An Allan government spokesperson said the extension delivered Victoria the “highest value lottery licence return in the nation’s history”.
“The extension of the licence was independently overseen and puts us in line with NSW and South Australia.”
Opposition Leader Jess Wilson said the auditor-general probe confirmed there were questions to answer about the deal.
“In a desperate attempt to keep net debt under $200 billion, Labor has extended Victoria’s lottery licence without any proper transparency and in a way that has failed to maximise value for Victorians,” she said.
Alliance for Gambling Reform chief advocate Tim Costello said the decision to grant a 40-year extension had the “smell of a terminal government”.
“We had to find out from the stock exchange; it doesn’t get more cowardly and lacking transparency than that,” he said.
Costello welcomed the auditor-general’s investigation and said the agreement had made it difficult to trust the government.
Greens leader Ellen Sandell said the deal “smells fishy” and Victorians knew it.

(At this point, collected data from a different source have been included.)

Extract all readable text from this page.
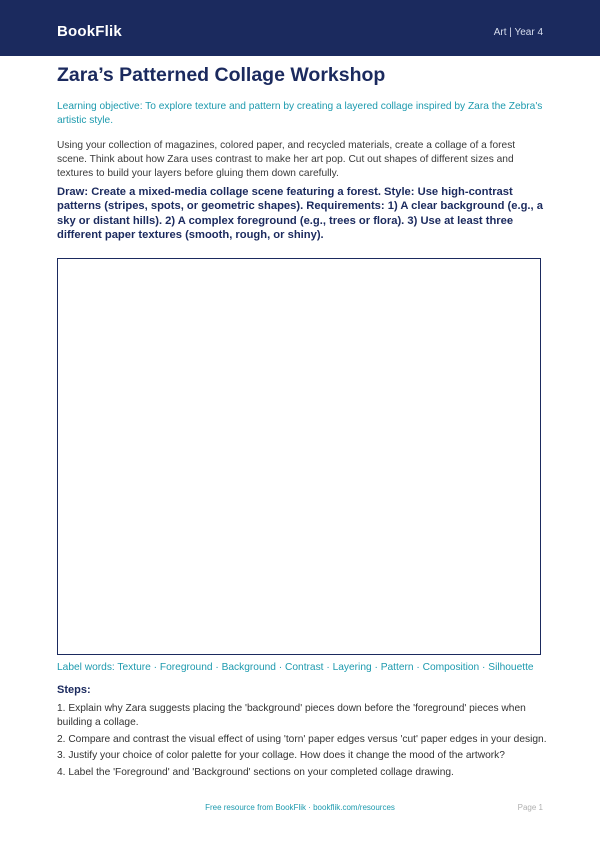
BookFlik	Art | Year 4
Zara’s Patterned Collage Workshop
Learning objective: To explore texture and pattern by creating a layered collage inspired by Zara the Zebra's artistic style.
Using your collection of magazines, colored paper, and recycled materials, create a collage of a forest scene. Think about how Zara uses contrast to make her art pop. Cut out shapes of different sizes and textures to build your layers before gluing them down carefully.
Draw: Create a mixed-media collage scene featuring a forest. Style: Use high-contrast patterns (stripes, spots, or geometric shapes). Requirements: 1) A clear background (e.g., a sky or distant hills). 2) A complex foreground (e.g., trees or flora). 3) Use at least three different paper textures (smooth, rough, or shiny).
Label words: Texture · Foreground · Background · Contrast · Layering · Pattern · Composition · Silhouette
Steps:
1. Explain why Zara suggests placing the 'background' pieces down before the 'foreground' pieces when building a collage.
2. Compare and contrast the visual effect of using 'torn' paper edges versus 'cut' paper edges in your design.
3. Justify your choice of color palette for your collage. How does it change the mood of the artwork?
4. Label the 'Foreground' and 'Background' sections on your completed collage drawing.
Free resource from BookFlik · bookflik.com/resources	Page 1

“We should be taxing big gambling corporations and reining in predatory pokies, not giving them special deals,” she said.
Defending the 40-year extension, the Department of Justice said it brings Victoria in line with NSW, Queensland and South Australia, which all have licences that expire past 2050.
The department said the decision to negotiate with TLC was made after a comprehensive assessment of the public lotteries market, including a “market sounding” of potential interest from domestic and international participants, overseen by an independent probity adviser and the government’s Independent Review Panel.
“This extension was independently overseen and it has delivered the best return of a licence extension ever in Australian history,” a spokesperson said.
”The money received from the public lottery licence is invested in Victoria’s Hospitals and Charities Fund, which supports vital health services and facilities.”
The Lottery Office, one of TLC’s only competitors in Australia, repeated comments it made earlier this month when asked if it was part of this market sounding.
“To our knowledge, no other operator was invited to engage in or bid for the Victorian licence,” a spokesperson said.
”We believe arrangements of this scale should be subject to a transparent, competitive process – a single licence model is not necessary.”
Taxes on lotteries will bring $632 million into Victoria next financial year and increase to $736 million by 2029-30.